From “Out of Africa? Data Fail to Support Language Origin in Africa” (ScienceDaily, Feb. 15, 2012), we learn
In the beginning was the word — yes, but where exactly? Last year, Quentin Atkinson, a cultural anthropologist at Auckland University in New Zealand, proposed that the cradle of language could be localized in the southwest of Africa. The report, which appeared in Science, was seized upon by the media and caused something of a sensation.
Sure it did. The story had everything: The cave man, the exotic location, the opportunity to poach the Bible (“In the beginning was the word” gives the basic idea … ), tell stories, and draw pictures … Here’s a report that makes the agenda pretty clear as well:
“Our work shows that the claims some linguists have made for a really strong role of the innate structure of the human mind in shaping linguistic variation have been hugely oversold,” he says.
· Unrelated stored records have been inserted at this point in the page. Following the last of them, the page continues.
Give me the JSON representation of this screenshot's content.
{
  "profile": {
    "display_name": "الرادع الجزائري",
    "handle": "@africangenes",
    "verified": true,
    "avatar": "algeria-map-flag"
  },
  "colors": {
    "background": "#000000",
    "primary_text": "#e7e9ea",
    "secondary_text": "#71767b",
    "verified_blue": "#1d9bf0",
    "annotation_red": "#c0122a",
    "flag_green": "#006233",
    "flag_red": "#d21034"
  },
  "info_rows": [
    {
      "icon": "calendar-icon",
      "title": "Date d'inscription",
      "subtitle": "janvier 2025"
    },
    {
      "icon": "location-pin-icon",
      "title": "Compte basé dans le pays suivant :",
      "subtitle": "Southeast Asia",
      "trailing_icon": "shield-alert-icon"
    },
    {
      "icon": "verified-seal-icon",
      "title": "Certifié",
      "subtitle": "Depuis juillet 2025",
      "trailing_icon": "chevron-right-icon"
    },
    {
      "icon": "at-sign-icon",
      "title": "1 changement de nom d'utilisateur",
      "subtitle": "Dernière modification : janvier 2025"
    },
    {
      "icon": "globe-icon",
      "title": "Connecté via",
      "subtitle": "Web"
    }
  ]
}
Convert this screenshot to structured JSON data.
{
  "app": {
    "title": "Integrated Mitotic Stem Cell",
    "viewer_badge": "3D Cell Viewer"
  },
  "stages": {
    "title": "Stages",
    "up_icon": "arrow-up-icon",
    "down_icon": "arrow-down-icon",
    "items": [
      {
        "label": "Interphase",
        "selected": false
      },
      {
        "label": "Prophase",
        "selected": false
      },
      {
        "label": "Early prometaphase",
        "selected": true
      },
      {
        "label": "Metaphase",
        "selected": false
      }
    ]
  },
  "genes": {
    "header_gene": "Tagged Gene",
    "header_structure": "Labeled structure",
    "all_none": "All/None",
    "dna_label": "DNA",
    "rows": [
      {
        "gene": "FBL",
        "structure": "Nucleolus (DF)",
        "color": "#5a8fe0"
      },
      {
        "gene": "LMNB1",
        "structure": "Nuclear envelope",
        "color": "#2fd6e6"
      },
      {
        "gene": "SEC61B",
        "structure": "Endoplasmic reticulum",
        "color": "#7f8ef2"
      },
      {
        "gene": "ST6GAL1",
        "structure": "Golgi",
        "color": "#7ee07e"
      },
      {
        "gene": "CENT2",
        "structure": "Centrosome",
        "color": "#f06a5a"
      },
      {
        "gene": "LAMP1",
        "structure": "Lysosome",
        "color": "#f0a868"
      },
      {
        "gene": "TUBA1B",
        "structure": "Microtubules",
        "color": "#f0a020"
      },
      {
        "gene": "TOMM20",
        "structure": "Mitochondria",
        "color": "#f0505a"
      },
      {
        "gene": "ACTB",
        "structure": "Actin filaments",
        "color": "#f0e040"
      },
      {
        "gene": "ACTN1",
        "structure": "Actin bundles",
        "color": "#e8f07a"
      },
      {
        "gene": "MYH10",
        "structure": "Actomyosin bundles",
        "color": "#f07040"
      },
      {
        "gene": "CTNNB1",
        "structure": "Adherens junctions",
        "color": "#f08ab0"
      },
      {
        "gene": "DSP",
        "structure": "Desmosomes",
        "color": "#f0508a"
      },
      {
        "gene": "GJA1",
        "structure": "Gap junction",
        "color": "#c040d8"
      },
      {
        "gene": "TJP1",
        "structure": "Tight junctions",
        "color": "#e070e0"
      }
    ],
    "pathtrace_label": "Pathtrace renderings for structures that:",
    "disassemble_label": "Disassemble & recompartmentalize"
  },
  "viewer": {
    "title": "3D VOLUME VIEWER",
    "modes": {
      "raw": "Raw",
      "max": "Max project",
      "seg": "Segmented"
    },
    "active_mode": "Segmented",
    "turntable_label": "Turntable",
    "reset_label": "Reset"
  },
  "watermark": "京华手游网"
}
Now however, LMU linguist Michael Cysouw has published a commentary in Science which argues that this neat “Out-of-Africa” hypothesis for the origin of language is not adequately supported by the data presented. The search for the site of origin of language remains very much alive.
Atkinson postulated that the number of phonemes (basic sound unit in words, like consonants, and vowels) proportionately decreased in languages as they were spoken by people further from this southwest African “hot spot.” He compared it to the “founder effect” in genetics:
Biologists have observed an analogous effect, insofar as human genetic diversity is found to decrease with distance from Africa, where our species originated. This is attributed to the so-called founder effect. As people migrated from the continent and small groups continued to disperse, each inevitably came to represent an ever-shrinking fraction of the total genetic diversity present in the African population as a whole.
However, in Science, Cysouw threw cold water on the idea, noting that
if Atkinson’s method is employed to examine other aspects of language, such as the construction of subordinate clauses or the use of the passive mood, the results “do not point in the same direction.”
and could well point to eastern Africa or the Caucasus instead.
… linguists have long sought to throw light on the origin of language by analyzing patterns of language distribution. The problem is that such relationships can be reliably traced only as far back as about 10,000 years before the present.
The basic problem is that the analogy from language to biology is flawed. Biology runs on the many life or death rules of biochemistry; language doesn’t operate under such severe constraints. The capacity for creating language, once established, is constrained only by a few fundamental rules. Thus, change can be relatively easy and histories can be hard to postdict.
For that matter, the innate structure of the human mind has not been “hugely oversold”; language change can be challenging to explain apart from cultural change. Consider political correctness in our own day: How did the term “housewife” go from being a conventional statement of occupation on a census form to a term of abuse? That is not accounted for by the genealogy of the word but by a unique history, one that may be lost one day.
Here’s the article.
Abstract: We show that Atkinson’s (Reports, 15 April 2011, p. 346) intriguing proposal—that global linguistic diversity supports a single language origin in Africa—is an artifact of using suboptimal data, biased methodology, and unjustified assumptions. We criticize his approach using more suitable data, and we additionally provide new results suggesting a more complex scenario for the emergence of global linguistic diversity.